De nombreux patients traités pour un cancer en Belgique et dans d'autres pays européens ont déboursé au cours des années passées des dizaines de milliers d'euros pour un traitement par immunothérapie de la société privée Immucura. Une enquête de plusieurs mois menée par le quotidien économique flamand De Tijd, la chaine de télévision allemande ZDF, les journaux autrichien Der Standard et espagnol El País soulève toutefois des questions sur ces traitements populaires.
Un patient peut payer jusqu'à 40.000 euros pour un traitement de la société basée à Marbella en Espagne, rapporte mardi De Tijd. Immucura a été fondée i l y a environ 10 ans par l'Allemand Johannes Ernst Schumacher, qui n'est ni médecin ni pharmacien.
Il a mis sur pied un business européen avec sa société, qui emploie 36 personnes, grâce à son propre personnel en Espagne, à des consultations en ligne, à des médecins et à des cliniques partenaires dans les pays européens, ainsi qu'à des infirmières itinérantes qui se rendent au domicile des patients.
Cependant peu de détails filtrent sur la thérapie vendue par Immucura, qui n'est pas reconnue. Elle consiste à prélever du sang des patients, pour en isoler les cellules dendritiques (globules blancs) qui sont ensuite manipulées et réadministrées sous forme de vaccin. Celui-ci est censé inciter le système immunitaire à éliminer lui-même les cellules cancéreuses.
La société ne publie pas non plus d'articles dans des revues spécialisées. Enfin, le nom du laboratoire qui fabrique ses vaccins est aussi tenu secret, même pour le personnel d'Immucura, ressort-il de l'enquête journalistique.
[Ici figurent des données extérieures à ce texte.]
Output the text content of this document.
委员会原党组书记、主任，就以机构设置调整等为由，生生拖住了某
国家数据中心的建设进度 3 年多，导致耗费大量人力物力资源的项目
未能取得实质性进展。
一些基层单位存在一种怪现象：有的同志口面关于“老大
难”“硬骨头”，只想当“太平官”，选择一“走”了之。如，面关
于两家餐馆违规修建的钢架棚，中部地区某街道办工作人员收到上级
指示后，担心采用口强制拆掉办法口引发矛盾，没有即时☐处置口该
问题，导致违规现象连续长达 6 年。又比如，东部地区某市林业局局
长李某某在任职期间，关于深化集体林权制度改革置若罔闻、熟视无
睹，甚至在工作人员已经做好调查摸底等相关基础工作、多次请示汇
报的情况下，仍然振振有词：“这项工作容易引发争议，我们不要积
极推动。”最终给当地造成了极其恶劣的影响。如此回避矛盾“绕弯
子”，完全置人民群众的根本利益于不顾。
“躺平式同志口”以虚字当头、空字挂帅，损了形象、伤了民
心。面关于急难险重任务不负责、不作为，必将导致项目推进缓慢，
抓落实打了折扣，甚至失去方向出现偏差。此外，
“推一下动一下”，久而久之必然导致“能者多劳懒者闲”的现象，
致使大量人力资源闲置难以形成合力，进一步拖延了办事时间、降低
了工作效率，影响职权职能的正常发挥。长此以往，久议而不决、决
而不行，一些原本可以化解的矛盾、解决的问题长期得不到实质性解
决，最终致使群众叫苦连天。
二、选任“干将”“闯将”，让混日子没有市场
"Pratiques trompeuses en matière de traitement du cancer", dénonce mardi dans un communiqué de presse le Fonds Anticancer qui a participé à l'enquête. L'association est quotidiennement contactée par des patients qui lui posent des questions sur "des thérapies pseudo-scientifiques qui non seulement n'ont généralement pas fait leurs preuves, mais qui peuvent aussi se révéler dangereuses" et Immucura ne fait pas exception, poursuit-elle
"Ce que ces entreprises partagent, c'est l'opacité. Toutes essaient de tirer profiter du battage médiatique en matière de soins contre le cancer. Ils sont très accessibles, offrent des services de type bien-être et consacrent beaucoup de temps au dialogue. Bien sûr, c'est attrayant", souligne le docteur Gabry Kuijten du Fonds Anticancer dans le communiqué.
Le Fonds Anticancer appelle à rester critique sur les sources de leurs informations médicales et, en cas de doute, à contacter le médecin traitant. Le fonds lui-même propose le service d'information gratuit "My Cancer Navigator" pour les patients atteints de cancer et leurs proches.
Un constat et des préoccupations partagés également par la Fondation contre le Cancer qui s'interroge sur la nécessité de recourir à des thérapies uniquement disponibles en ligne et pour lesquelles il n'existe pas de publications scientifiques partagées. En outre, ces thérapies sont développées par une société située en Irlande et n'offrent aucune garantie de prise en charge si les choses se compliquent alors que la Belgique dispose de soins oncologiques de qualité accessibles et d'équipes de recherche très performantes, souligne la Fondation d'utilité publique dans une réaction envoyée à l'Agence Belga.
De plus, ces propositions de traitement sont onéreuses et non remboursées par le système de santé belge contrairement à celles qui ont démontré leur efficacité, poursuit l'organisation.
"La Fondation contre le Cancer ne peut soutenir des thérapies telles que celles-là, dont l'efficacité n'est pas démontrée par des essais cliniques menés rigoureusement avec des résultats publiés et donc accessibles aux professionnels de la santé. Ce dont il s'agit ici s'apparente à une tromperie avec un objectif mercantile", conclut-elle.